The initial step is the aggregation of all data from the groups (1-5) in a shared Excel file on Google Drive. This document should be downloaded as an excel sheet named “Data”, in this project’s repository folder.
In order to import this data we used the package “readxl”.

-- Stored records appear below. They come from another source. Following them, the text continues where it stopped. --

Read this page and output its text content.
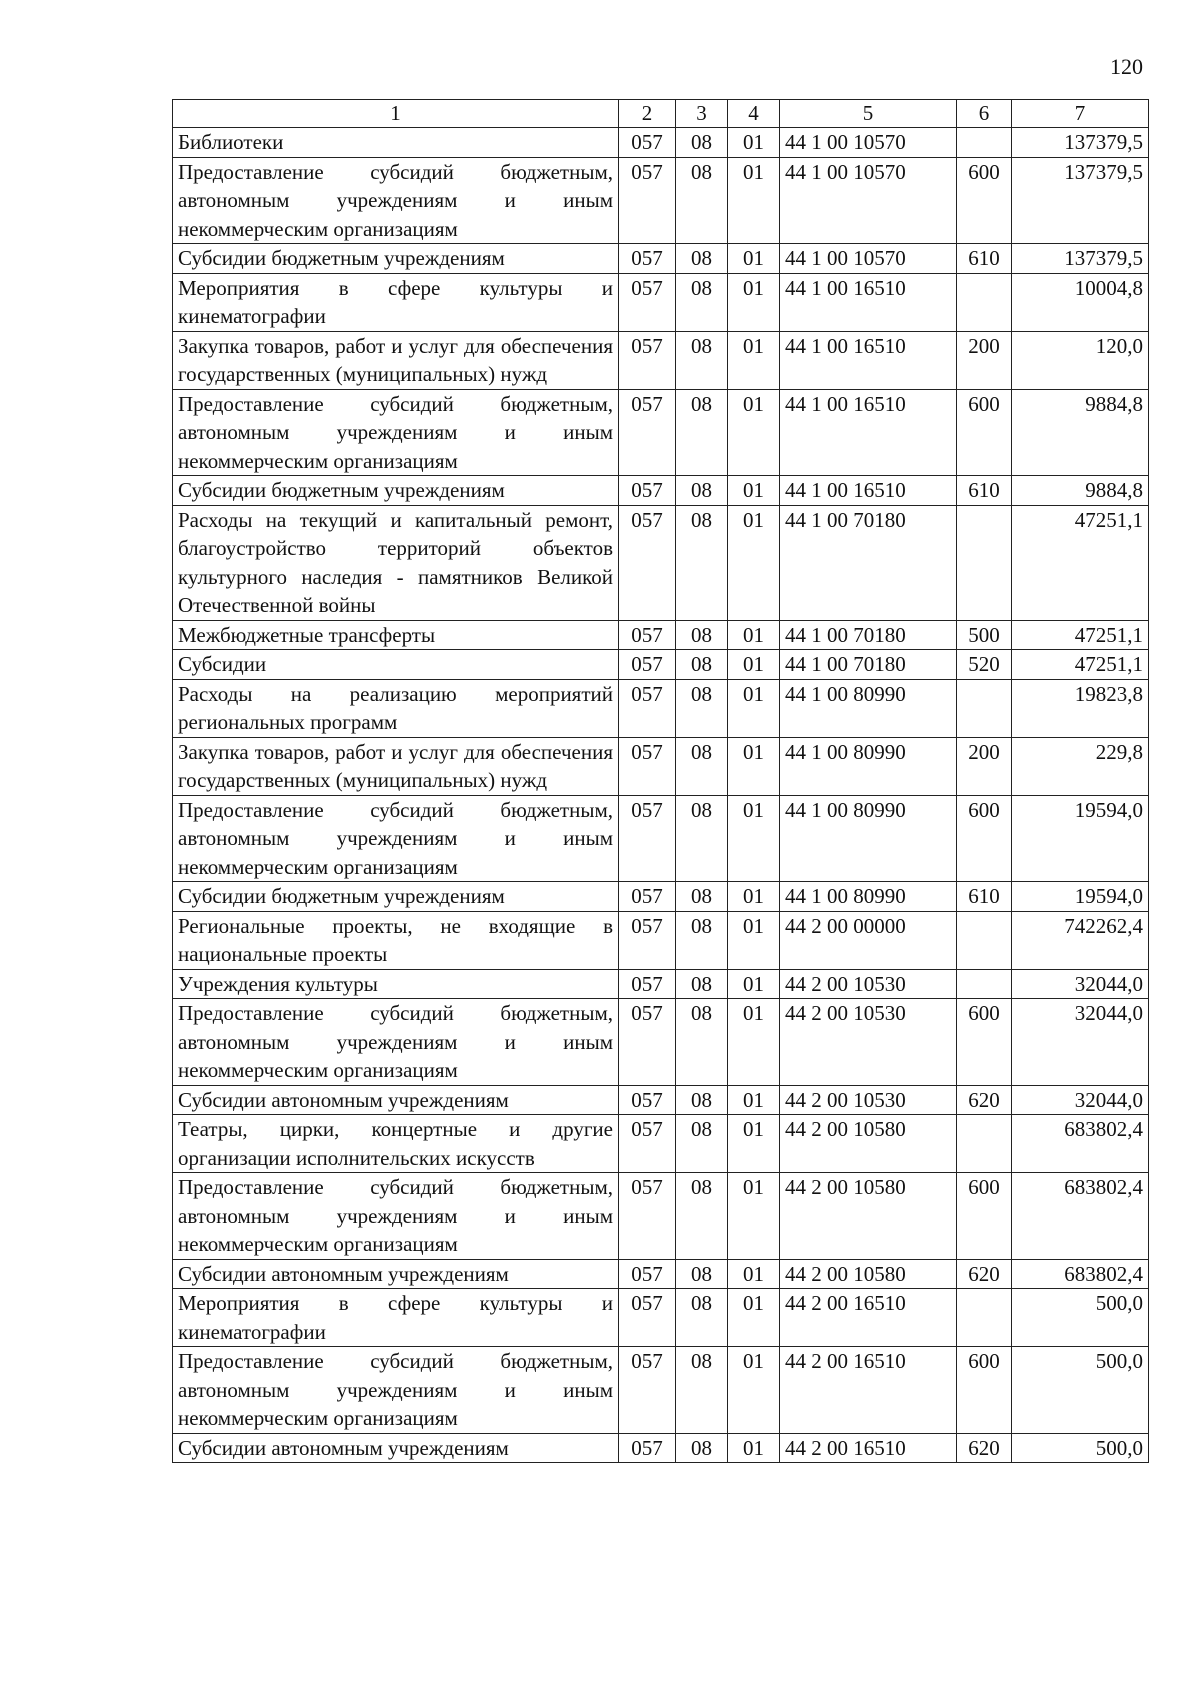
120
1	2	3	4	5	6	7
Библиотеки	057	08	01	44 1 00 10570		137379,5
Предоставление субсидий бюджетным, автономным учреждениям и иным некоммерческим организациям	057	08	01	44 1 00 10570	600	137379,5
Субсидии бюджетным учреждениям	057	08	01	44 1 00 10570	610	137379,5
Мероприятия в сфере культуры и кинематографии	057	08	01	44 1 00 16510		10004,8
Закупка товаров, работ и услуг для обеспечения государственных (муниципальных) нужд	057	08	01	44 1 00 16510	200	120,0
Предоставление субсидий бюджетным, автономным учреждениям и иным некоммерческим организациям	057	08	01	44 1 00 16510	600	9884,8
Субсидии бюджетным учреждениям	057	08	01	44 1 00 16510	610	9884,8
Расходы на текущий и капитальный ремонт, благоустройство территорий объектов культурного наследия - памятников Великой Отечественной войны	057	08	01	44 1 00 70180		47251,1
Межбюджетные трансферты	057	08	01	44 1 00 70180	500	47251,1
Субсидии	057	08	01	44 1 00 70180	520	47251,1
Расходы на реализацию мероприятий региональных программ	057	08	01	44 1 00 80990		19823,8
Закупка товаров, работ и услуг для обеспечения государственных (муниципальных) нужд	057	08	01	44 1 00 80990	200	229,8
Предоставление субсидий бюджетным, автономным учреждениям и иным некоммерческим организациям	057	08	01	44 1 00 80990	600	19594,0
Субсидии бюджетным учреждениям	057	08	01	44 1 00 80990	610	19594,0
Региональные проекты, не входящие в национальные проекты	057	08	01	44 2 00 00000		742262,4
Учреждения культуры	057	08	01	44 2 00 10530		32044,0
Предоставление субсидий бюджетным, автономным учреждениям и иным некоммерческим организациям	057	08	01	44 2 00 10530	600	32044,0
Субсидии автономным учреждениям	057	08	01	44 2 00 10530	620	32044,0
Театры, цирки, концертные и другие организации исполнительских искусств	057	08	01	44 2 00 10580		683802,4
Предоставление субсидий бюджетным, автономным учреждениям и иным некоммерческим организациям	057	08	01	44 2 00 10580	600	683802,4
Субсидии автономным учреждениям	057	08	01	44 2 00 10580	620	683802,4
Мероприятия в сфере культуры и кинематографии	057	08	01	44 2 00 16510		500,0
Предоставление субсидий бюджетным, автономным учреждениям и иным некоммерческим организациям	057	08	01	44 2 00 16510	600	500,0
Субсидии автономным учреждениям	057	08	01	44 2 00 16510	620	500,0
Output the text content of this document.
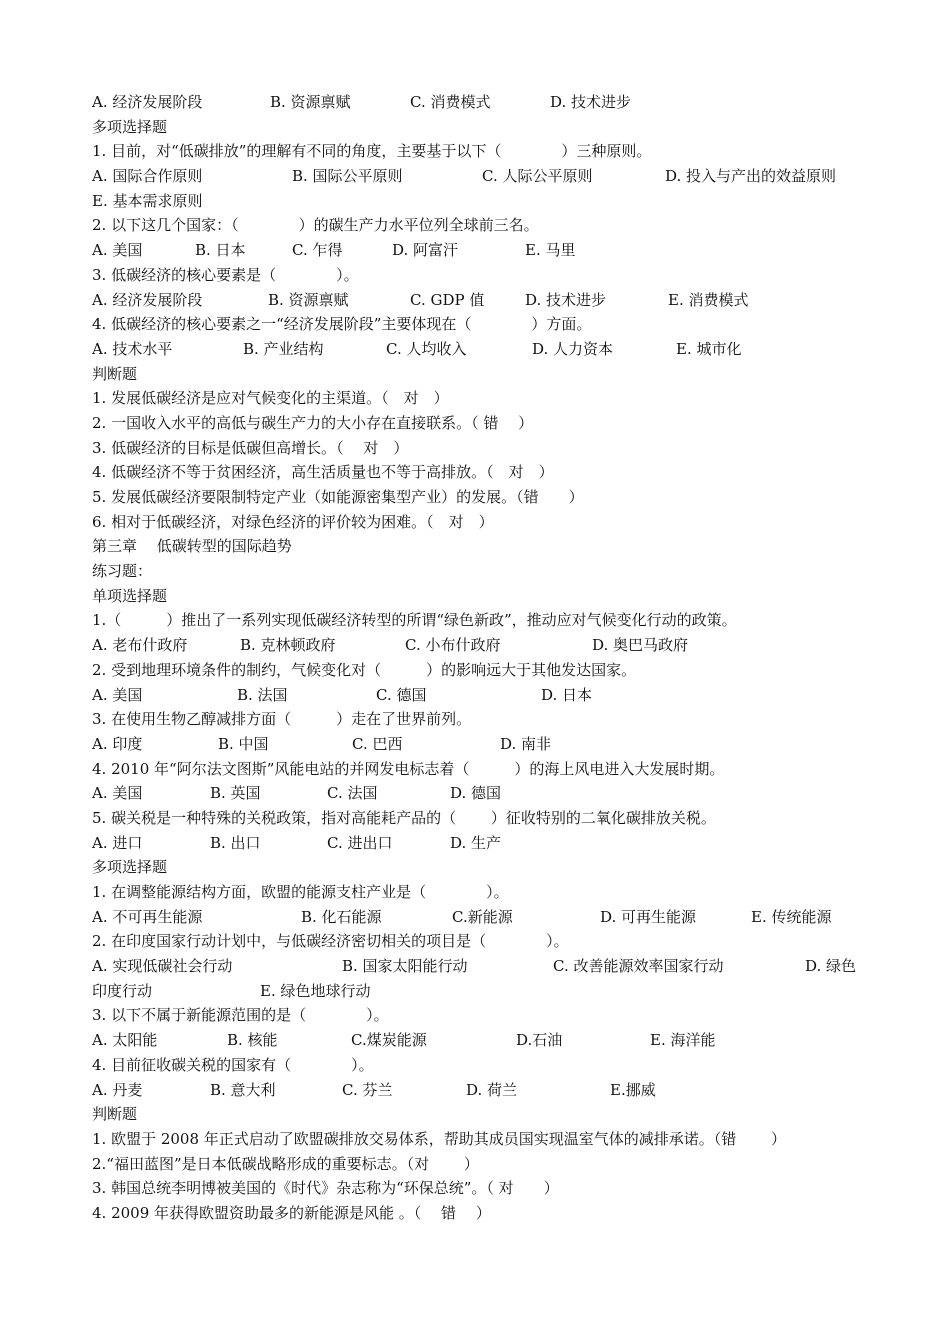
A. 经济发展阶段	B. 资源禀赋	C. 消费模式	D. 技术进步
多项选择题
1. 目前，对“低碳排放”的理解有不同的角度，主要基于以下（　　　　）三种原则。
A. 国际合作原则	B. 国际公平原则	C. 人际公平原则	D. 投入与产出的效益原则
E. 基本需求原则
2. 以下这几个国家：（　　　　）的碳生产力水平位列全球前三名。
A. 美国	B. 日本	C. 乍得	D. 阿富汗	E. 马里
3. 低碳经济的核心要素是（　　　　）。
A. 经济发展阶段	B. 资源禀赋	C. GDP 值	D. 技术进步	E. 消费模式
4. 低碳经济的核心要素之一“经济发展阶段”主要体现在（　　　　）方面。
A. 技术水平	B. 产业结构	C. 人均收入	D. 人力资本	E. 城市化
判断题
1. 发展低碳经济是应对气候变化的主渠道。（　对　）
2. 一国收入水平的高低与碳生产力的大小存在直接联系。（ 错　 ）
3. 低碳经济的目标是低碳但高增长。（　 对　）
4. 低碳经济不等于贫困经济，高生活质量也不等于高排放。（　对　）
5. 发展低碳经济要限制特定产业（如能源密集型产业）的发展。（错　　）
6. 相对于低碳经济，对绿色经济的评价较为困难。（　对　）
第三章　 低碳转型的国际趋势
练习题：
单项选择题
1.（　　　）推出了一系列实现低碳经济转型的所谓“绿色新政”，推动应对气候变化行动的政策。
A. 老布什政府	B. 克林顿政府	C. 小布什政府	D. 奥巴马政府
2. 受到地理环境条件的制约，气候变化对（　　　）的影响远大于其他发达国家。
A. 美国	B. 法国	C. 德国	D. 日本
3. 在使用生物乙醇减排方面（　　　）走在了世界前列。
A. 印度	B. 中国	C. 巴西	D. 南非
4. 2010 年“阿尔法文图斯”风能电站的并网发电标志着（　　　）的海上风电进入大发展时期。
A. 美国	B. 英国	C. 法国	D. 德国
5. 碳关税是一种特殊的关税政策，指对高能耗产品的（　　 ）征收特别的二氧化碳排放关税。
A. 进口	B. 出口	C. 进出口	D. 生产
多项选择题
1. 在调整能源结构方面，欧盟的能源支柱产业是（　　　　）。
A. 不可再生能源	B. 化石能源	C.新能源	D. 可再生能源	E. 传统能源
2. 在印度国家行动计划中，与低碳经济密切相关的项目是（　　　　）。
A. 实现低碳社会行动	B. 国家太阳能行动	C. 改善能源效率国家行动	D. 绿色
印度行动	E. 绿色地球行动
3. 以下不属于新能源范围的是（　　　　）。
A. 太阳能	B. 核能	C.煤炭能源	D.石油	E. 海洋能
4. 目前征收碳关税的国家有（　　　　）。
A. 丹麦	B. 意大利	C. 芬兰	D. 荷兰	E.挪威
判断题
1. 欧盟于 2008 年正式启动了欧盟碳排放交易体系，帮助其成员国实现温室气体的减排承诺。（错　　 ）
2.“福田蓝图”是日本低碳战略形成的重要标志。（对　　 ）
3. 韩国总统李明博被美国的《时代》杂志称为“环保总统”。（ 对　　）
4. 2009 年获得欧盟资助最多的新能源是风能 。（　 错　 ）
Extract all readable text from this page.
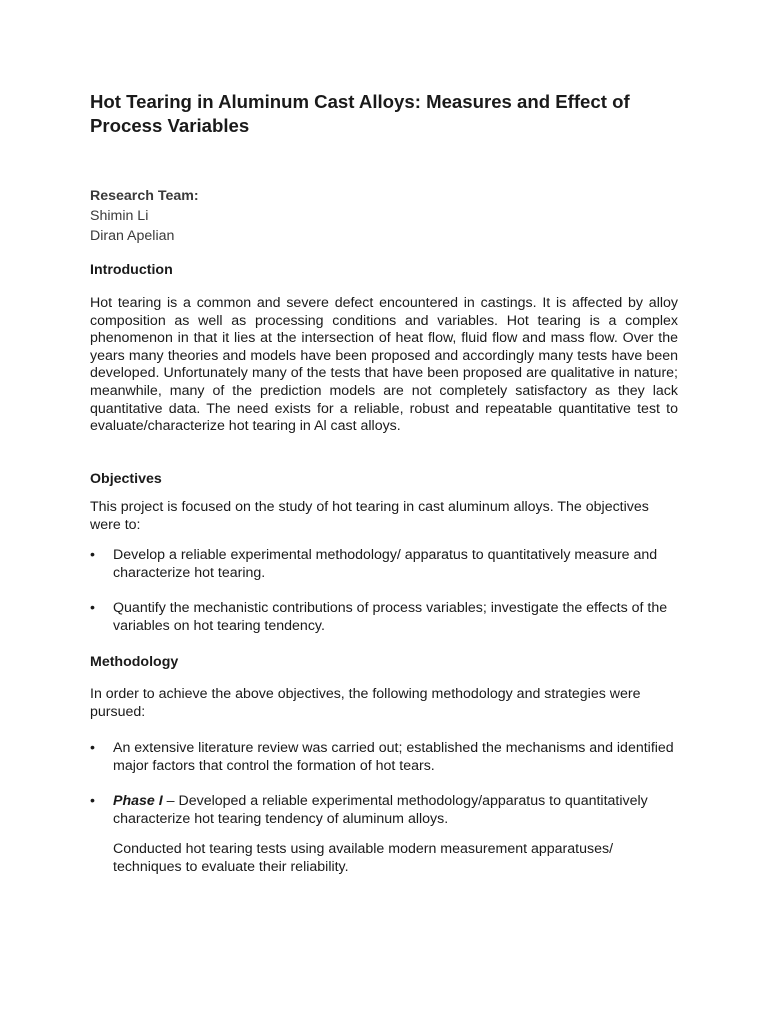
Hot Tearing in Aluminum Cast Alloys: Measures and Effect of Process Variables
Research Team:
Shimin Li
Diran Apelian
Introduction

Hot tearing is a common and severe defect encountered in castings. It is affected by alloy composition as well as processing conditions and variables. Hot tearing is a complex phenomenon in that it lies at the intersection of heat flow, fluid flow and mass flow. Over the years many theories and models have been proposed and accordingly many tests have been developed. Unfortunately many of the tests that have been proposed are qualitative in nature; meanwhile, many of the prediction models are not completely satisfactory as they lack quantitative data. The need exists for a reliable, robust and repeatable quantitative test to evaluate/characterize hot tearing in Al cast alloys.

Objectives

This project is focused on the study of hot tearing in cast aluminum alloys. The objectives were to:

•	Develop a reliable experimental methodology/ apparatus to quantitatively measure and characterize hot tearing.
•	Quantify the mechanistic contributions of process variables; investigate the effects of the variables on hot tearing tendency.
Methodology

In order to achieve the above objectives, the following methodology and strategies were pursued:

•	An extensive literature review was carried out; established the mechanisms and identified major factors that control the formation of hot tears.
•	Phase I – Developed a reliable experimental methodology/apparatus to quantitatively characterize hot tearing tendency of aluminum alloys.
Conducted hot tearing tests using available modern measurement apparatuses/ techniques to evaluate their reliability.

readxl::read_excel("data_dec/water_stress.xlsx")
## # A tibble: 1,260 × 23
## Group Week Date Species PlantId Use Treat…¹ Soil_…² Elect…³
## <chr> <chr> <dttm> <chr> <chr> <chr> <chr> <dbl> <dbl>
## 1 G1 W1 2022-10-05 00:00:00 Solanu… Slc1 cult… c 55.6 1.31
## 2 G1 W1 2022-10-05 00:00:00 Solanu… Slc2 cult… c 52.7 1.28
## 3 G1 W1 2022-10-05 00:00:00 Solanu… Slc3 cult… c 61.3 1.24
## 4 G1 W1 2022-10-05 00:00:00 Solanu… Slc4 cult… c 51 1.36
## 5 G1 W1 2022-10-05 00:00:00 Solanu… Slc5 cult… c 52.1 1.39
## 6 G1 W1 2022-10-05 00:00:00 Solanu… Slc6 cult… c 54.4 1.24
## 7 G1 W1 2022-10-05 00:00:00 Solanu… Slc7 cult… c 51.6 1.51
## 8 G1 W1 2022-10-05 00:00:00 Amaran… Arc1 wild c 54.6 1.68
## 9 G1 W1 2022-10-05 00:00:00 Amaran… Arc2 wild c 50.9 1.93
## 10 G1 W1 2022-10-05 00:00:00 Amaran… Arc3 wild c 67.2 1.89
## # … with 1,250 more rows, 14 more variables: Too_dry <chr>, Plant_height <dbl>,
## # Leaf_number <dbl>, Leaf_length <dbl>, Leaf_width <dbl>, Leaf_area <dbl>,
## # Chlorophyll_content <dbl>, Aerial_fresh_weight <dbl>,
## # Aerial_dry_weight <dbl>, Root_length <dbl>, Roots_fresh_weight <dbl>,
## # Roots_dry_weight <dbl>, Mortality <chr>, Comments <lgl>, and abbreviated
## # variable names ¹Treatment, ²Soil_humidity, ³Electrical_conductivity
d0 <- readxl::read_excel("data_dec/water_stress.xlsx", sheet = "Data")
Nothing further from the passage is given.